Implemented in Google's open source TensorFlow machine intelligence library and released this month, SyntaxNet provides the code needed to train natural language understanding (NLU) models on your data along with the Parsey McParseface parser for analyzing English text.
"Parsey McParseface is built on powerful machine learning algorithms that learn to analyze the linguistic structure of language and that can explain the functional role of each word in a given sentence," said Slav Petrov, Google senior staff research scientist. The project arose out of Google's pondering of how computers can read and understand human language in order to process it in intelligent ways.
Accessible on GitHub, SyntaxNet serves as a framework for a syntactic parser, a key first component in many NLU systems, Petrov said. "Given a sentence as input, [the parser] tags each word with a part-of-speech tag that describes the word's syntactic function, and it determines the syntactic relationships between words in the sentence, represented in the dependency parse tree. These syntactic relationships are directly related to the underlying meaning of the sentence in question."
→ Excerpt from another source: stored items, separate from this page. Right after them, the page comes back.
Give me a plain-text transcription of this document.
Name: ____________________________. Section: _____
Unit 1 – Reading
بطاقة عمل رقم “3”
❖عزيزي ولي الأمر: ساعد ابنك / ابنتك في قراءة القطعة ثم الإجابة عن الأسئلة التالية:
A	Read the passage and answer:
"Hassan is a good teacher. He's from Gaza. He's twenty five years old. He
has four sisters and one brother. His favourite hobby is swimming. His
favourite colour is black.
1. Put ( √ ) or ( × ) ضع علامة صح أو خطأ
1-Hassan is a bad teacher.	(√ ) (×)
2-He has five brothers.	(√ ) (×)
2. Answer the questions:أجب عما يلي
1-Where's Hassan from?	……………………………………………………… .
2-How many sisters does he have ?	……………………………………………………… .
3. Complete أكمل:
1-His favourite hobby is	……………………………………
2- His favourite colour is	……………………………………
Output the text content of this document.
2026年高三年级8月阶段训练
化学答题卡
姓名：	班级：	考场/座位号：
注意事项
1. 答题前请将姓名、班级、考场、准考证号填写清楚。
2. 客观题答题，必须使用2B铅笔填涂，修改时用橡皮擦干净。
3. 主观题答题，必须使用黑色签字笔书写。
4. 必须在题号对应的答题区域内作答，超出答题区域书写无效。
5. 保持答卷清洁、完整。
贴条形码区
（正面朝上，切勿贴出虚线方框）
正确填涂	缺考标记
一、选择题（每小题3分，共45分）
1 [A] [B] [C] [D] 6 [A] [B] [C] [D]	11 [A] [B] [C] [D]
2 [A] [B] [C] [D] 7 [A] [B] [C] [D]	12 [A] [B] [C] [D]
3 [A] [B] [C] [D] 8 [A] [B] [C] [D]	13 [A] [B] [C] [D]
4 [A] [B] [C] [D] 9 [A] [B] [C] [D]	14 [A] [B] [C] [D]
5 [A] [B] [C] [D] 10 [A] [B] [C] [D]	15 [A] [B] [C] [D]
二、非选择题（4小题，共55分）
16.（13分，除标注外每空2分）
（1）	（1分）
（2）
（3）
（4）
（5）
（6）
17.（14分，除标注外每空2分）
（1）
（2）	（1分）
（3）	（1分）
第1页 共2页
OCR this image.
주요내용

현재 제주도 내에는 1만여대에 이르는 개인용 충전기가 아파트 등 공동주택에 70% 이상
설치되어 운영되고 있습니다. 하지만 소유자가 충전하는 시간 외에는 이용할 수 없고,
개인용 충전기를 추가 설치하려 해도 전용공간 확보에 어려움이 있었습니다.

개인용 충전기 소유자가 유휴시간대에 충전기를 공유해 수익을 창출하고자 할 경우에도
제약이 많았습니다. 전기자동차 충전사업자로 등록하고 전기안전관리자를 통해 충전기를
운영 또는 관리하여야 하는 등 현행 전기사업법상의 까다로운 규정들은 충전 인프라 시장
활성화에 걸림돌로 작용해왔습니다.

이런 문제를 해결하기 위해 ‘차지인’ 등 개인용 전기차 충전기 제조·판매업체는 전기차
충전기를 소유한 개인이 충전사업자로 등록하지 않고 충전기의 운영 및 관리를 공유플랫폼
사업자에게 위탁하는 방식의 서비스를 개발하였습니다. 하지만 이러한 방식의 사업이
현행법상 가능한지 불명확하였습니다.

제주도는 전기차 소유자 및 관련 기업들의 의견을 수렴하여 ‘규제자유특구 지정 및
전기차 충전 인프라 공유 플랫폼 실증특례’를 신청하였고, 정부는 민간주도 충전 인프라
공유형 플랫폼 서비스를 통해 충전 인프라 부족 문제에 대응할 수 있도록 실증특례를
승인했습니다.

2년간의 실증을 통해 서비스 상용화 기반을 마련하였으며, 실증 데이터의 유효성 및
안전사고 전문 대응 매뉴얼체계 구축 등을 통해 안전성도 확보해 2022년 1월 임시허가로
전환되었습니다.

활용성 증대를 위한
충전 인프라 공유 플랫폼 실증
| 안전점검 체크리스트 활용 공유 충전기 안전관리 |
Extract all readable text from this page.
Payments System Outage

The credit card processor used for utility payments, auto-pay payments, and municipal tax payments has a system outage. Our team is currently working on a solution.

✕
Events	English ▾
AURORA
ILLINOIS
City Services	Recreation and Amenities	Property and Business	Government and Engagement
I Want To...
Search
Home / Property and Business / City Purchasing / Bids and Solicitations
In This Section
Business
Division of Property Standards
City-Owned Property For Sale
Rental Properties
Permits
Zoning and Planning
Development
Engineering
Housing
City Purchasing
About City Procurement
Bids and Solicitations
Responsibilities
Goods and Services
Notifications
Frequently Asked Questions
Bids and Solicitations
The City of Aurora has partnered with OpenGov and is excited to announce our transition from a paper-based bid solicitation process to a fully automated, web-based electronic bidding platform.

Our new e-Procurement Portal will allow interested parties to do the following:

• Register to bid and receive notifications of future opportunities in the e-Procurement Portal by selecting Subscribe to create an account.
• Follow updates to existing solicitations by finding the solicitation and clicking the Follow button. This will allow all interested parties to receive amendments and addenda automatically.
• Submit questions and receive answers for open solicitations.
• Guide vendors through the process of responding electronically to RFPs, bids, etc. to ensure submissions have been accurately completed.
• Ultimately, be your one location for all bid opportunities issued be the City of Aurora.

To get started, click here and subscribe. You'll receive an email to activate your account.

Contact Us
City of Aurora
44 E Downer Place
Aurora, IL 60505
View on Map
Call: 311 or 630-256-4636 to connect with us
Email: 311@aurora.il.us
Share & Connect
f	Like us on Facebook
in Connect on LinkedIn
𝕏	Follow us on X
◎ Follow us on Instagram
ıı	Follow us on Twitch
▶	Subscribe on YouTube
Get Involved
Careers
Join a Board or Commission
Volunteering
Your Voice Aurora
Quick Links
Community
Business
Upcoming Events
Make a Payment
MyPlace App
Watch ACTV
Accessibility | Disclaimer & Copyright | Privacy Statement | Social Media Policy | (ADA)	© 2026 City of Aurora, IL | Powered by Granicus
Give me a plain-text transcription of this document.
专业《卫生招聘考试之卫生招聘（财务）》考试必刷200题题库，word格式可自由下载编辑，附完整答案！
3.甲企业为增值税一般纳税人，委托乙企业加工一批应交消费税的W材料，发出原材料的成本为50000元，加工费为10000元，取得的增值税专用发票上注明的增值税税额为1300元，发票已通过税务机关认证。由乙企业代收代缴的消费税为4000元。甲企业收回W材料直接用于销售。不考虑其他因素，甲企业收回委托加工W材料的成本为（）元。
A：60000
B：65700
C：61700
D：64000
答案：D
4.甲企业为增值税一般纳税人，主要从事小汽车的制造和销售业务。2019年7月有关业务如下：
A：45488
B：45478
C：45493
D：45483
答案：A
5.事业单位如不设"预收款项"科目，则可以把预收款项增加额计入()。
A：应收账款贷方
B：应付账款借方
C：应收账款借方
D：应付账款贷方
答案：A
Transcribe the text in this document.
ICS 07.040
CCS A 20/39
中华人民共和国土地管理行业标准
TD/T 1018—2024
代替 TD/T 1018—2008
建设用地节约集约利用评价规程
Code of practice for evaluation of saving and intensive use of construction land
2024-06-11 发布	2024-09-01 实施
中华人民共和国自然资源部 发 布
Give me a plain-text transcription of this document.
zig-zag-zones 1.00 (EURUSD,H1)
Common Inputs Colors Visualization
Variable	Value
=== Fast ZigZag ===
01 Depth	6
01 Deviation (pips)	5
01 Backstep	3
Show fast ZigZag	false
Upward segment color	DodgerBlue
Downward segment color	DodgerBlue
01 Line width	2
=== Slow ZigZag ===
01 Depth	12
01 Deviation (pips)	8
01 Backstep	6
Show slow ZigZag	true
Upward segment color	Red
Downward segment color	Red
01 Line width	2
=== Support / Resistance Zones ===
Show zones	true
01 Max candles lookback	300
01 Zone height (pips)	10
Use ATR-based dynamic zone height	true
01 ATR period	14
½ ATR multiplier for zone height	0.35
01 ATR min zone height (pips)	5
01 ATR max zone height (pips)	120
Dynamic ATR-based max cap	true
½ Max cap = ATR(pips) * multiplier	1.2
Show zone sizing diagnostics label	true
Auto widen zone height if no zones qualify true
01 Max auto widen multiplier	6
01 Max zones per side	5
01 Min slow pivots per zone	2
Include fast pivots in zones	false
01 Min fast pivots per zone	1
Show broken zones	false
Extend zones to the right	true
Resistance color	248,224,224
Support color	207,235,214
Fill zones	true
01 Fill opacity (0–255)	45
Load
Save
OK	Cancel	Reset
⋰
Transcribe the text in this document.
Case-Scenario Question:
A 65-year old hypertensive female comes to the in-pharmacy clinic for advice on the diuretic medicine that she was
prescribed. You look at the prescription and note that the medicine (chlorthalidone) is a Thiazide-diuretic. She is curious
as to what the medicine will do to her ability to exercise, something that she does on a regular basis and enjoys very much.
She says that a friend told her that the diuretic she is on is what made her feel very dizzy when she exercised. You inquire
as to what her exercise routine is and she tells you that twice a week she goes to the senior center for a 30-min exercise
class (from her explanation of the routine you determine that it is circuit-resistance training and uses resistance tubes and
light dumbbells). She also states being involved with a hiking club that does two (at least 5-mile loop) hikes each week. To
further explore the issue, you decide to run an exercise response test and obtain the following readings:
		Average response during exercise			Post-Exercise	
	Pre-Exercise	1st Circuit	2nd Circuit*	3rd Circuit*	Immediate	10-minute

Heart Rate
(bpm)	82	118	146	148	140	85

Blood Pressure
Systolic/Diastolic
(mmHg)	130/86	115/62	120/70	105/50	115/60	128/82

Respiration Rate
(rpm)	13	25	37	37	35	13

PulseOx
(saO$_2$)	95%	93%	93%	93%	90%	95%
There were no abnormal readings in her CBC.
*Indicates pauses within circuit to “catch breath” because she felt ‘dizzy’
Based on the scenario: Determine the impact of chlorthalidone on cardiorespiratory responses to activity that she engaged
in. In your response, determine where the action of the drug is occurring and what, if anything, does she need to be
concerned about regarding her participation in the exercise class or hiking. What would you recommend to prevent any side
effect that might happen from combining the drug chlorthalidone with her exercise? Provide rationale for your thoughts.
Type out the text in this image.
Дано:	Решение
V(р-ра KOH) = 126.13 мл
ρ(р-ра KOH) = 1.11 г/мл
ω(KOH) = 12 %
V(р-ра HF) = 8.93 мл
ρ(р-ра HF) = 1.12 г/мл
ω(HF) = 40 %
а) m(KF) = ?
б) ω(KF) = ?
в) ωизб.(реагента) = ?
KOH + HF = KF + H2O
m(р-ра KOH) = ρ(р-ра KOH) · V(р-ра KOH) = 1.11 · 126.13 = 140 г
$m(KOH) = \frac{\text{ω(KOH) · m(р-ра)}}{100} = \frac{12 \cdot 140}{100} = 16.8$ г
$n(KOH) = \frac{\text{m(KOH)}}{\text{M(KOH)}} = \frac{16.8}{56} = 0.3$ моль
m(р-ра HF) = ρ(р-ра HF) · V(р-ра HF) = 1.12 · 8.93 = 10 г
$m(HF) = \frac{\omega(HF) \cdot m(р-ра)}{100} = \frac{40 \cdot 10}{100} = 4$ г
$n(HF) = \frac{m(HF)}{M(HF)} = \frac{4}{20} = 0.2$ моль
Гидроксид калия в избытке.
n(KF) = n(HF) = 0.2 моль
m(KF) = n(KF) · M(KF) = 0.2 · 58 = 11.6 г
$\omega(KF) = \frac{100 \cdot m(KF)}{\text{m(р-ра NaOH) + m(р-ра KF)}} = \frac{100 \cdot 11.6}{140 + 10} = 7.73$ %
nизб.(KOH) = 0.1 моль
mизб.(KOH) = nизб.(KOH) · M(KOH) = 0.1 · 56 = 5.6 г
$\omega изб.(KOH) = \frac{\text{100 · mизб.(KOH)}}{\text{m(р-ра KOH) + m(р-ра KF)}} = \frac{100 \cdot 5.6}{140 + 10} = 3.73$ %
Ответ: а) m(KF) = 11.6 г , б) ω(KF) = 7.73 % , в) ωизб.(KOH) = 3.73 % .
Parsey McParseface can analyze a sentence and understand its complexity. On a standard benchmark consisting of English newswire sentences, Parsey McParseface recovers individual dependencies between words with better than 94 percent accuracy.
Parsing is difficult for computers due to the ambiguity of human languages. A moderate-length sentence of 20 to 30 words could have as many as tens of thousands of possible syntactic structures. "A natural language parser must somehow search through all of these alternatives and find the most plausible structure given the context," said Petrov. SyntaxNet uses neural networks to tackle the ambiguity problem.